Presence of three mutations in the fumarylacetoacetate hydrolase gene in a patient with atypical symptoms of hereditary tyrosinemia type I.


Laboratoire de génétique cellulaire et développementale, IBIS and PROTEO, Département de biologie moléculaire, biochimie médicale et pathologie, Faculté de médecine, 1030 avenue de la Médecine, Université Laval, Québec G1V 0A6, Canada.. Electronic address: [Email]
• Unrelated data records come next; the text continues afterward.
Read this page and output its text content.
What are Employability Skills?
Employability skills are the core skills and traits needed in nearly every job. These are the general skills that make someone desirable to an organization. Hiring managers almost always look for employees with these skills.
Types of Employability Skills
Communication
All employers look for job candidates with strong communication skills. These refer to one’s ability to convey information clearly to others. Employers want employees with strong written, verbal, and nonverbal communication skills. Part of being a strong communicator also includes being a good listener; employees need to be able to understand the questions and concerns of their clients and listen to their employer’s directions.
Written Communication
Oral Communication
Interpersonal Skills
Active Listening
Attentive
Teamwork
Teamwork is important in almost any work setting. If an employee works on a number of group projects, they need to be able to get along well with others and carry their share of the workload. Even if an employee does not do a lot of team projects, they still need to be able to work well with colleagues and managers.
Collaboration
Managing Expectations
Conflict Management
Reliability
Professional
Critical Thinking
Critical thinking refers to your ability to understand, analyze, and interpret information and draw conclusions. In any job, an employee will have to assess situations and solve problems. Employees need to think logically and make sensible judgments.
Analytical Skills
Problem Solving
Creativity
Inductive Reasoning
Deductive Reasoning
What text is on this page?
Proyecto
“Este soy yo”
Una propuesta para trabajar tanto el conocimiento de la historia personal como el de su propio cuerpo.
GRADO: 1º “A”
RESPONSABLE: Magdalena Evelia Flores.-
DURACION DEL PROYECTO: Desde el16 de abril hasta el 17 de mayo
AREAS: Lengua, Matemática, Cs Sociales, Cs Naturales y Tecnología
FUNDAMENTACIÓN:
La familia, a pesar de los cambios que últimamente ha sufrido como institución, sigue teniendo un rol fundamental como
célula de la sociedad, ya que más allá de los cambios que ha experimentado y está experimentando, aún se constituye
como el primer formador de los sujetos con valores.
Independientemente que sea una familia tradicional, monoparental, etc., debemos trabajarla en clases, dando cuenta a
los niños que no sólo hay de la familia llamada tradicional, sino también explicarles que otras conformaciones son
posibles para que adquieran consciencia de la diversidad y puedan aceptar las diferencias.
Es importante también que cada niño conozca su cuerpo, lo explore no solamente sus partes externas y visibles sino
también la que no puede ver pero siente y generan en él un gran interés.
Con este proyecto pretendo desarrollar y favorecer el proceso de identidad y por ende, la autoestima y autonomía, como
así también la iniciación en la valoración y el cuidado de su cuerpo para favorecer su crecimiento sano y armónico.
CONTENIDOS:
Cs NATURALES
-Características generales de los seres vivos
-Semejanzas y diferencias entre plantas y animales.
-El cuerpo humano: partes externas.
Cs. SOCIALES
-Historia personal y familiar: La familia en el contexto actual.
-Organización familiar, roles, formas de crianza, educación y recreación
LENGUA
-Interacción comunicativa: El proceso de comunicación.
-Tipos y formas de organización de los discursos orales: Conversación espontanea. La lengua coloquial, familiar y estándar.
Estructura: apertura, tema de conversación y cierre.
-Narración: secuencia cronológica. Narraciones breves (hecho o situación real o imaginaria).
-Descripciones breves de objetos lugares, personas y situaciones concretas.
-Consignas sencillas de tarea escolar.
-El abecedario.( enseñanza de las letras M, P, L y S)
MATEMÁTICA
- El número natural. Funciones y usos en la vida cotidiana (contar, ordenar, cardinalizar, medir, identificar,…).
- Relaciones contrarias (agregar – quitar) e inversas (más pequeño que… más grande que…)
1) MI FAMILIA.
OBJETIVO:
Hereditary tyrosinemia type 1 (HT1), the most severe disease of the tyrosine catabolic pathway, is caused by a deficiency of fumarylacetoacetate hydrolase (FAH). More than 90 disease-causing variants have been identified in the fah gene. We investigated the molecular defect in a patient who presented atypical symptoms for the disease. No immunoreactive FAH was found in the liver and RNA analysis by RT-PCR suggested the presence of splicing mutations. Indeed, the patient was revealed to be a compound heterozygote for IVS6-1 g- > t and two new variants, namely p.V259L and p.G398E. Using splicing minigene constructs transfected in HeLa cells, the c.775G > C variant (p.V259L) was shown to affect partially exon 9 splicing thereby allowing the production of some full-length double-mutant FAH transcripts. The p.G398E variant had a major impact on enzyme activity, which was worsened by the p.V259L variant. Surprisingly, the double mutant protein was expressed to similar level as the wild-type protein upon transfection in HeLa cells but was absent in the patient liver extract, suggesting a higher propensity to be degraded in the hepatocellular context.